Another year has come and gone . . . where does the time go? I've been going through a bit of reflection this morning, thinking about where I've been, where I am in life and pondering on what the future has to offer. New Years Eve always takes me back and moves me forward all at the same time.
Personally, it was one of the most awesome years after almost a decade of awful miserable years since JR died. This was the year I truly moved on with my life and married my new love, The Captain. He has changed my life in so many ways . . . and it is all good. I was blessed with the most perfect man for me!
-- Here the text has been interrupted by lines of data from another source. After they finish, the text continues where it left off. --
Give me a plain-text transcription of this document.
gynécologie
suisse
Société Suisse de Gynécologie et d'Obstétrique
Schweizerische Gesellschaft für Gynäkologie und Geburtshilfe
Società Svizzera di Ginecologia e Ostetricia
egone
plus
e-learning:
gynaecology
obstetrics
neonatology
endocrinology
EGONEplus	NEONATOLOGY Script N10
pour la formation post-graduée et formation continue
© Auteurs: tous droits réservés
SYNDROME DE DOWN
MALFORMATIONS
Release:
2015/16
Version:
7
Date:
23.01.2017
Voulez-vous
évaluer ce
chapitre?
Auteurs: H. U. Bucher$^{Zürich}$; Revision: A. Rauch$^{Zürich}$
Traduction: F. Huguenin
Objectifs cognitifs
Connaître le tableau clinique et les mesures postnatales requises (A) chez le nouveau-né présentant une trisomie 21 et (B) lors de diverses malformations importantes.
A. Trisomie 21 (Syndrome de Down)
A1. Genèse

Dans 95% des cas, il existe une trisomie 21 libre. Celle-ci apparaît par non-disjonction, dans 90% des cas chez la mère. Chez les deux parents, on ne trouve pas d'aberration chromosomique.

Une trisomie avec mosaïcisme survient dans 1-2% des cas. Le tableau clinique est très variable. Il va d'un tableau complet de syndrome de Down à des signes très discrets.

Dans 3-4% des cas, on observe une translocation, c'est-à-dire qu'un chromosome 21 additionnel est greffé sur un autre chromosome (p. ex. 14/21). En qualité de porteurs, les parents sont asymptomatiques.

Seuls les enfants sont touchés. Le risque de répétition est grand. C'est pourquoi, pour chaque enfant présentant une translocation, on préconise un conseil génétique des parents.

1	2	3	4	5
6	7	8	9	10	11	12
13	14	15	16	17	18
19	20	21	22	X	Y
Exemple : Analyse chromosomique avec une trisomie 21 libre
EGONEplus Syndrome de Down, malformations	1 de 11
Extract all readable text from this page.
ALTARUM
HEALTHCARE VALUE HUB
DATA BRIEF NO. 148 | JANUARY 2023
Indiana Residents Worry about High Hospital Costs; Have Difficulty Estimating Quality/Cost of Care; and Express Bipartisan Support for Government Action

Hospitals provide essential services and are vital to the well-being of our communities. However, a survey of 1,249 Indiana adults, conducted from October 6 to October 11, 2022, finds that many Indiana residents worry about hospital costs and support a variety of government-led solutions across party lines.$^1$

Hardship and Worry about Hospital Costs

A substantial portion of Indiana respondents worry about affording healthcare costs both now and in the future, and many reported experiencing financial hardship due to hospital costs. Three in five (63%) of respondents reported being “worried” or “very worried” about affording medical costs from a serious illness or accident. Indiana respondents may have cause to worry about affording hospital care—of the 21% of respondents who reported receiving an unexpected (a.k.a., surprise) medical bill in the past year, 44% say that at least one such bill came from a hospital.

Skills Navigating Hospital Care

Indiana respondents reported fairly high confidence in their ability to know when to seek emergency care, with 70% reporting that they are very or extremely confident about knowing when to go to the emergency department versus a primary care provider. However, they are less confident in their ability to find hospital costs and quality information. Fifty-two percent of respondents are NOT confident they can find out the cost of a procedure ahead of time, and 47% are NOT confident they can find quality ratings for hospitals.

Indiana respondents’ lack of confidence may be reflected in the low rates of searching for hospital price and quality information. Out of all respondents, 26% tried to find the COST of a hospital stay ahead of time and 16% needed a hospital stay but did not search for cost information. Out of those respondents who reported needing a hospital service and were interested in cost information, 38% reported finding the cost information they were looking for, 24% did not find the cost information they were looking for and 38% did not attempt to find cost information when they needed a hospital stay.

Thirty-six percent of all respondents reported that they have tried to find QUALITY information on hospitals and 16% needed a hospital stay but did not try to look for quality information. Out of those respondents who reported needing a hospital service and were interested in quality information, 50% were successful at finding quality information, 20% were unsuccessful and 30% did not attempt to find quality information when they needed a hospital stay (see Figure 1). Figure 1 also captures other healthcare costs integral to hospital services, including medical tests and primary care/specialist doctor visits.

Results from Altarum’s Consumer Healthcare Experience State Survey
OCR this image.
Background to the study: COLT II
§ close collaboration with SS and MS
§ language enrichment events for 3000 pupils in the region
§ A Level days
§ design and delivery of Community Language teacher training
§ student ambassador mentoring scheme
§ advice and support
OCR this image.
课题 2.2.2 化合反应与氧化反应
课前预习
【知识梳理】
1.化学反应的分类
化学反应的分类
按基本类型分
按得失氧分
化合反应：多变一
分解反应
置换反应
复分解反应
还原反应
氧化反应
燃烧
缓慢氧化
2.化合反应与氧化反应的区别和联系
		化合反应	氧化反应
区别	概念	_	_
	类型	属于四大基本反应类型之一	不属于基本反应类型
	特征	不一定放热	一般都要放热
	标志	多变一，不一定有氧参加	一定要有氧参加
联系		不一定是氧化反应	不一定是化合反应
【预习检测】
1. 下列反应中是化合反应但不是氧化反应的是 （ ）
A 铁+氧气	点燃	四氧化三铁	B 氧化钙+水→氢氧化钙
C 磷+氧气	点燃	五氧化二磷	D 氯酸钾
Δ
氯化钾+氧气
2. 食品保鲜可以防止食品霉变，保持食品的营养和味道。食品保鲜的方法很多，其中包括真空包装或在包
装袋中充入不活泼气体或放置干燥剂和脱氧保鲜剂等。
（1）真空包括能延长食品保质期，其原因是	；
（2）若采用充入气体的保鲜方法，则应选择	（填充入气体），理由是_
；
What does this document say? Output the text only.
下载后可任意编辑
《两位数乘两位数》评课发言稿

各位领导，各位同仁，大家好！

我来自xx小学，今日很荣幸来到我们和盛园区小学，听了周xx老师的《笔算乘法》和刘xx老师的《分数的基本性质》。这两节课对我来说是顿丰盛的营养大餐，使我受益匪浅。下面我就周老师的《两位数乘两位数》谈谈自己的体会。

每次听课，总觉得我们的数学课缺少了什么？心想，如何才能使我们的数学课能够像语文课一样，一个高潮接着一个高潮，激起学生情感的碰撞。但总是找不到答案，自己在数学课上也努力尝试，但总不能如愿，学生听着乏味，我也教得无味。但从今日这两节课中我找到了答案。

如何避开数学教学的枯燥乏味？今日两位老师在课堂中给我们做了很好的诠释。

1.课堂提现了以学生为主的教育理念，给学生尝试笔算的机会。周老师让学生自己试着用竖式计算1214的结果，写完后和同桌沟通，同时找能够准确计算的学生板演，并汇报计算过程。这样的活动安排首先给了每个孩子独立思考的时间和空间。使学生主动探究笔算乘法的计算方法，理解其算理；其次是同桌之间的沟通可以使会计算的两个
It was the year that I quit working in the "real world" . . . again. Next year will be the year I start doing freelance projects . . . again. Although I loved my last job, it confirmed what I already knew . . . I don't tolerate office politics well! I'm at my best professionally when I can sit behind my computer and not be bothered with petty stuff that gets in the way of work and productivity.
This was the year that I got confirmation from another specialist that the condition of my knees will not be getting better. I need knee replacements for both knees. The sight of needles makes me feel like passing out . . . I'm not looking forward to what is coming up for me . . . two surgeries and two hospital stays . . . rehabilitation and physical therapy. The good news is that I should be as good as new . . . can you say Bionic Woman? Of course I am putting it off . . . I can still walk . . .
After more than ten years, I was finally ready for another baby girl to love. We recently adopted a beautiful little kitty from the animal shelter. Mimi is settling into her new life very nicely and has added so much to our growing family. We will be adopting a dog soon . . . hopefully another beagle girl like my sweet Betsy who passed away 12 years ago. She was so special . . . it took me this long to be ready for another furbaby after losing her.
My plan for the new year is to focus on my home and family . . . it is so awesome to have the chance to start a new life after living a full and happy life that seems like a lifetime ago. New beginnings all the way around! Life has come full circle for me . . .
Happy New Year to everyone . . . have a festive and safe holiday! Don't drink and drive!